Старик (илл. с альфа-каналом)

Федин Константин Александрович

«Старик» (1929 г.) — может быть лучшая фединская повесть…»

С. Боровиков «Знамя» 2008, № 6.

«Федину попались интересные материалы из воспоминаний Чернышевского и его наброски.

Это натолкнуло на мысль написать повесть о временах старого Саратова. В 1930 году такая повесть под названием «Старик» увидела свет».

И. Яковлев «Константин Федин — человек и теплоход».

«В раннем детстве моем иногда слышал я разговоры о старине, и из небытия, из совершенной пустоты, из какого-то темного, зияющего «ничто» возникало настоящее. Как происходило это?»

Из предисловия автора.

Гравюры на дереве Н. Алексеева.

Предисловие

В раннем детстве моем иногда слышал я разговоры о старине, и из небытия, из совершенной пустоты, из какого-то темного, зияющего «ничто» возникало настоящее. Как происходило это?

Часто речь велась о старом Саратове — городе, которого давно не было и который странно жил где-то тут же, бок-о-бок с моей маленькой жизнью. Саратов — моя родина. Задолго до моего рождения город начал расти, уходить в сторону от того места, где когда-то закладывалась его судьба. Но старые стены все еще сохранялись, улицы носили прежние названия, и вдруг, с неожиданной ясностью, почти до испуга осязаемо, я прикасался к прошлому. Мое воображение было так же велико, как мал был мой возраст, и я населял заброшенные улицы жизнью, которой не видали никогда даже мои деды. Так, настоящая жизнь включала в себя это прошлое с тою же силой действительности, с какой для меня — семилетнего мальчугана — действительны были дворовые игры, или мой утренний завтрак — молоко пополам с горячей водою, кусок сахару и саратовский белый калач.

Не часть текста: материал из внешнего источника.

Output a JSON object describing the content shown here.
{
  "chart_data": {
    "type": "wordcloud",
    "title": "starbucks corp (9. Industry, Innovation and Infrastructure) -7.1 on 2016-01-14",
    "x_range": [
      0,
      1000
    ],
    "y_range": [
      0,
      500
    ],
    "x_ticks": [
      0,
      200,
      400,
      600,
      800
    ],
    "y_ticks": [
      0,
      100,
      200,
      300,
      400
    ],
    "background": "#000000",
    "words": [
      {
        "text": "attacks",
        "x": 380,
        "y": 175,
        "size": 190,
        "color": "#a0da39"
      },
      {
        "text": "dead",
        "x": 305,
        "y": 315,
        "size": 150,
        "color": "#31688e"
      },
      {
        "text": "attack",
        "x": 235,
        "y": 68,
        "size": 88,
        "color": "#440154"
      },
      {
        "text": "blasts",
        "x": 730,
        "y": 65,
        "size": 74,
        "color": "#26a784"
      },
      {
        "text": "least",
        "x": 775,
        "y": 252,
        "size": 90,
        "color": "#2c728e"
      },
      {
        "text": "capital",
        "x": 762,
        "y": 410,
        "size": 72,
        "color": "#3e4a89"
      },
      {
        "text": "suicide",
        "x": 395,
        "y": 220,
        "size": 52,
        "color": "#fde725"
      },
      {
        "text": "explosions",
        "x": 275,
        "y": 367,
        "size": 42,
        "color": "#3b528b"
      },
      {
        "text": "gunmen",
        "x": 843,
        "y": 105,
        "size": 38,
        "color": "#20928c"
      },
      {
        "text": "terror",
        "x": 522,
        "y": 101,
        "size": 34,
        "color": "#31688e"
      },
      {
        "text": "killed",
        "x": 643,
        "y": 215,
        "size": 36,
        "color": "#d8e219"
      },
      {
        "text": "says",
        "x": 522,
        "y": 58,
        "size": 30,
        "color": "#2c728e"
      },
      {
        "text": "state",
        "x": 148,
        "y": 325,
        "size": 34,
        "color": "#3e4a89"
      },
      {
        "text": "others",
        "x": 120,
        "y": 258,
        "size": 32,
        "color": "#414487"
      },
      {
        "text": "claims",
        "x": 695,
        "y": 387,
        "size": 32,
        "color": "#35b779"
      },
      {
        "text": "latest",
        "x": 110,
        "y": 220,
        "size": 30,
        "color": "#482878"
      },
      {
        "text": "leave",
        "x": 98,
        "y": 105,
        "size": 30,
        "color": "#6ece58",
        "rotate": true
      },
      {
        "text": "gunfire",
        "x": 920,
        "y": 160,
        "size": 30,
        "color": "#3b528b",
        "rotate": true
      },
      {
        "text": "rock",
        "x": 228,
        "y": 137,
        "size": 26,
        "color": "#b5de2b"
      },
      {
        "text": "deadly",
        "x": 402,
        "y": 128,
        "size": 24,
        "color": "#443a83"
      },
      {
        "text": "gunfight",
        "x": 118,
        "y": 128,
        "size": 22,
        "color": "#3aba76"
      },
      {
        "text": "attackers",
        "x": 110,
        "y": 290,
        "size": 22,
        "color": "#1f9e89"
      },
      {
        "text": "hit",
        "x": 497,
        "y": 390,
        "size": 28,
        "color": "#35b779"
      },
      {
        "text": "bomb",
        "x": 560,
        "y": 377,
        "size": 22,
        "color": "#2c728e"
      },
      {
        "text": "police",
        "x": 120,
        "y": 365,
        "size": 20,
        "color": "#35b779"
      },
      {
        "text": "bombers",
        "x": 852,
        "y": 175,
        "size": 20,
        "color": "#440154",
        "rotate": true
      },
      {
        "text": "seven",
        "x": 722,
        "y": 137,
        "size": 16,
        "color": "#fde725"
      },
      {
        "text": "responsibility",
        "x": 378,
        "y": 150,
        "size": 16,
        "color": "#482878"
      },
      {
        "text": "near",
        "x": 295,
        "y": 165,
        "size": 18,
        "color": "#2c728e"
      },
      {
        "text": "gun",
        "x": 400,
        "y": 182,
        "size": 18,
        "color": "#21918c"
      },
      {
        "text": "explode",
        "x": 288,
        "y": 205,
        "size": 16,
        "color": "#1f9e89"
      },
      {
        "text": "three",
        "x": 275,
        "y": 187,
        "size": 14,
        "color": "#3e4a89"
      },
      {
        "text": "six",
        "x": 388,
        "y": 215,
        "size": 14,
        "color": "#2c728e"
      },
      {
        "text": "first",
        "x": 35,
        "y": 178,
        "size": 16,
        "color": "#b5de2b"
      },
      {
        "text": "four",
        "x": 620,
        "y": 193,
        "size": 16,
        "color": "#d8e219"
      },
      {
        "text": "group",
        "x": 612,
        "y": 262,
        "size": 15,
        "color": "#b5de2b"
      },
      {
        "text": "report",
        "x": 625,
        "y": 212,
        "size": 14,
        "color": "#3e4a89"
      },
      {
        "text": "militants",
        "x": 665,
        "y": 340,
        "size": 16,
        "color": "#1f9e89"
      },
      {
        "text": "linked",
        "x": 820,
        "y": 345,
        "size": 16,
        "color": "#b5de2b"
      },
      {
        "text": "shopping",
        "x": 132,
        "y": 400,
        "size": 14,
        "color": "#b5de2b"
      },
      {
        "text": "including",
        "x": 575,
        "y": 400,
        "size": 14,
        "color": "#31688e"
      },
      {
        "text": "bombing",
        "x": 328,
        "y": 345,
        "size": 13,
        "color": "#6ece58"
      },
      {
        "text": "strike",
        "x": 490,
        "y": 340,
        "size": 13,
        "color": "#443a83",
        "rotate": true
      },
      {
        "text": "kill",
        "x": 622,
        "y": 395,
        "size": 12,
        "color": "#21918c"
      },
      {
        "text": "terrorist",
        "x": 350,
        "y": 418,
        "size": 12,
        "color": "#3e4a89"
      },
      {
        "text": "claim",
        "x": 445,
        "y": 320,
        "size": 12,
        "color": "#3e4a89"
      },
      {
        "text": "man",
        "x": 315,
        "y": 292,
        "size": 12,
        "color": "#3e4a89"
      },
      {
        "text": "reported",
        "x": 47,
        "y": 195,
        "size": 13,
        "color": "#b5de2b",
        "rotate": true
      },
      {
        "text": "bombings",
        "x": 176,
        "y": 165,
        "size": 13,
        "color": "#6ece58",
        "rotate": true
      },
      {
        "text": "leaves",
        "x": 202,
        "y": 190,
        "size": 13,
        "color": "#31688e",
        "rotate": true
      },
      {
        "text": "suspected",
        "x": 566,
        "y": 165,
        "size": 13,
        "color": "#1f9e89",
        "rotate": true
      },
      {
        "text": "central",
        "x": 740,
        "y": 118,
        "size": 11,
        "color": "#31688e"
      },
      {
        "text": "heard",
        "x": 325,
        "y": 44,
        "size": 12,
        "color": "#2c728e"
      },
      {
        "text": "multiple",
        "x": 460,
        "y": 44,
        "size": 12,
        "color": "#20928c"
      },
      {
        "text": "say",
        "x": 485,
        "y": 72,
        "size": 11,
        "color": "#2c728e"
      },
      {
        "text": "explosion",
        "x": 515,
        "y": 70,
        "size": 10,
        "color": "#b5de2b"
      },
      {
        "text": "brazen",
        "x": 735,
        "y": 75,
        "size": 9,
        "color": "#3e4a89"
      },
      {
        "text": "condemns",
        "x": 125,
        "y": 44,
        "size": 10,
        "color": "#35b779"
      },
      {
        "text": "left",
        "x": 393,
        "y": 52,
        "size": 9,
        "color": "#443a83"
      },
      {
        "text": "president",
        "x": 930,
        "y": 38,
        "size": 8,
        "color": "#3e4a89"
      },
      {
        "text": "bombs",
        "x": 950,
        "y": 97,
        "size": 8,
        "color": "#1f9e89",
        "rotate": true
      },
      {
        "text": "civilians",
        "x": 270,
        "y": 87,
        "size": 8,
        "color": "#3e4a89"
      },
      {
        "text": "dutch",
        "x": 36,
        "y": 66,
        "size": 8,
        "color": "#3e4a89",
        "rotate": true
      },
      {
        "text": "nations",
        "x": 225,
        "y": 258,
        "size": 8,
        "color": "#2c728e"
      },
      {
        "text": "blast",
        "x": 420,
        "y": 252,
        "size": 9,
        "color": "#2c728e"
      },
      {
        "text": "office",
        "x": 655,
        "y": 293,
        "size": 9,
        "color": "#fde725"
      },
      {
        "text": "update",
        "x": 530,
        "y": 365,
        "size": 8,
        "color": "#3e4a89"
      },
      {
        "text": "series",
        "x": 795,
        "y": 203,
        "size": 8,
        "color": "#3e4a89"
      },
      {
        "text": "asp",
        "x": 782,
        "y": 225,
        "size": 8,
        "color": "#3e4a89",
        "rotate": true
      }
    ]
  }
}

Это — начальное основание рассказа…

Первая глава

На бульваре, на главной просторной аллее сидел в трехколесном кресле старик. Кресло было поставлено под липу так, чтобы тень защищала голову старика, а ноги его, покрытые одеялом, грело солнце. Старик дремал.

Молодой парень, одетый под господского казачка — в плисовых шароварах и безрукавке, в голубой сатиновой рубахе, — сидел неподалеку на садовой скамейке. Изредка он подходил к креслу и подкатывал его поглубже в тень, когда солнечный свет заползал слишком высоко на грудь старика.

Прохожих было мало, кое-кто из них кланялся старику, но он не отвечал. Понемногу — от неподвижности зноя и однотонного чириканья воробьев — дремота одолела и парня.

Прошло с полчаса. Солнце добралось до головы старика, припекло его, он очнулся, повел вокруг себя прозрачно-водянистыми глазками и вдруг насторожился.

По аллее двигалась к нему молодая модница в розовой пене оборок, — под кружевным зонтиком, с беленьким шпицем на шнурочке. Шпиц шел вприпрыжку, подбирая и словно отряхивая лапки, пушистая шерстка на нем подрыгивала, и так же, как шерстка на шпице, с каждым шагом модницы подымались и падали розовые оборки ее платья.